Treating a bleb (also known as a milk blister)

By Cordelia Uys, NCT Breastfeeding Counsellor


A bleb, also know as a milk blister, is a white or yellow spot at the tip of a mother’s nipple.


Blebs happen when:

  • A thin layer of skin grows over one, or more, of the milk duct orifices on the nipple, causing a build up of milk behind.

    Or

  • There is a blockage in the orifice caused by solidified breastmilk.

This results in intense pain in the nipple and just behind it. Blebs are often caused by a baby compressing the nipple repeatedly during feeds, or if a mother is pumping using a breast shield that’s too small.




This is the way an IBCLC Lactation Consultant colleague suggests dealing with a bleb/milk blister:

  • Choose a time when you can be at home for at least 4 hours.

  • Every hour, soak the breast with the bleb in a bowl of warm water for a few minutes.

  • Then take a very clean flannel and rub the bleb gently.

  • When you’ve done that, either breastfeed your baby, or hand express for several minutes.

  • Repeat on the hour, four times. You may find that a thread of congealed milk will come out of the bleb.




Lecithin

In general, if you suffer from blebs, taking lecithin is a good idea, as is putting a cotton wool ball soaked in olive oil over your nipple inside your bra, to soften the bleb between feed.

http://kellymom.com/nutrition/vitamins/lecithin/




Ultrasound

It is also possible to have ultrasound treatment to clear blebs: https://www.cordeliauys.co.uk/therapeutic-ultrasound




Do not attempt to pierce or lift the skin over the bleb yourself

Several sources recommend using a sterile needle to pull away the skin on top of the bleb. However, it is difficult to make conditions completely sterile at home, and I would strongly advise against trying to do it yourself, as it’s very easy to cause an infection. You might be able to find a nurse or lactation consultant who will do it for you.
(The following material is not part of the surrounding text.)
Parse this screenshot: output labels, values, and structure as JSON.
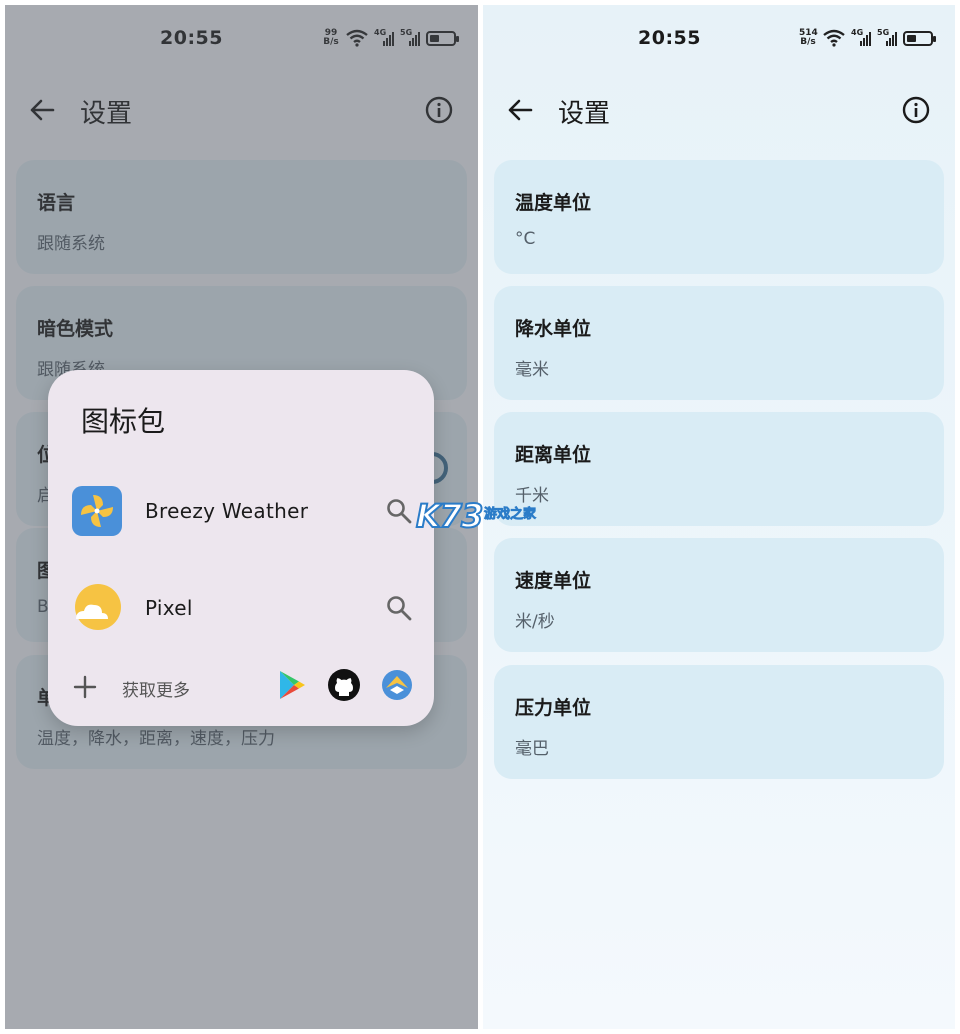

Tiffany: ‘I had lots of blebs until I took lethicin. I used to use a sterile needle to lift the bleb away and the blockage would clear immediately. However, this once caused an infection which was nasty. You could go to a nurse and ask them to do it for you under true sterile conditions.’




Katie: ‘I also popped my bleb as I couldn’t shift. I was pleased as punch for 48 hours before I developed a HORRIFIC infection which resulted in pus coming from the duct. Next time I got one, I followed the advice above, it took about a week to fully shift, but was fine thereafter. I had about 4 Epsom salt baths a day (told my husband they were medicinal!) and they really helped too.’
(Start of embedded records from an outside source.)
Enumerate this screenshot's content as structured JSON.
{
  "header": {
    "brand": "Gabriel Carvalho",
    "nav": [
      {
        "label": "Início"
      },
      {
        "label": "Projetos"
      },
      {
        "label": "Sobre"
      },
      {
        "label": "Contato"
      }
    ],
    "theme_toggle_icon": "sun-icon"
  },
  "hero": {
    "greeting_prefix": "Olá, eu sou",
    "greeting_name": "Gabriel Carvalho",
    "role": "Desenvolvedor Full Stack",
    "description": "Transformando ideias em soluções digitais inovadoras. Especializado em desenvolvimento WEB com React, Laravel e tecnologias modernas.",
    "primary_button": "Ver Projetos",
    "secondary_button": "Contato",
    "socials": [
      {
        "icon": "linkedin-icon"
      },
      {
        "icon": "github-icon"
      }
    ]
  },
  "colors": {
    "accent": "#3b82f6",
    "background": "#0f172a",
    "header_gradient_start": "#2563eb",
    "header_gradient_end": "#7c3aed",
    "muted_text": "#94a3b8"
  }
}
Katrina B. Mitchell, an American breast surgeon and IBCLC Lactation Consultant says the following

Massage of the breast and manipulation of blebs causes bleeding and worsened tissue swelling. She believes pumping, particularly with an incorrectly fitting breastshield or with the vacuum set too high, increases the likelihood of getting blebs.

She is adamant that unroofing blebs with needles promotes more inflammation and can result in permanent scarring.

If you have a bleb that has caused milk obstruction in your breast, she recommends:

  • Alternate applying heat and cold.

  • Take paracetamol and ibuprofen.

  • Seek therapeutic ultrasound.

  • Ask your GP for a light steroid cream.

  • And take sunflower lecithin regularly.


Dr Thomas Hale: " Topical application to the nipple is generally approved by most authorities if amounts applied and duration of use is minimized. Only small amounts should be applied and then only after feeding; larger quantities should be removed prior to breastfeeding. 0.5% to 1% ointments rather than cream are generally preferred.”

Another source https://www.sps.nhs.uk/articles/safety-in-lactation-topical-corticosteroids/ recommends cream rather than ointment, so it probably doesn’t matter too much which is used.

Katrina B. Mitchell says the cream or ointment should be applied ‘several times a day.’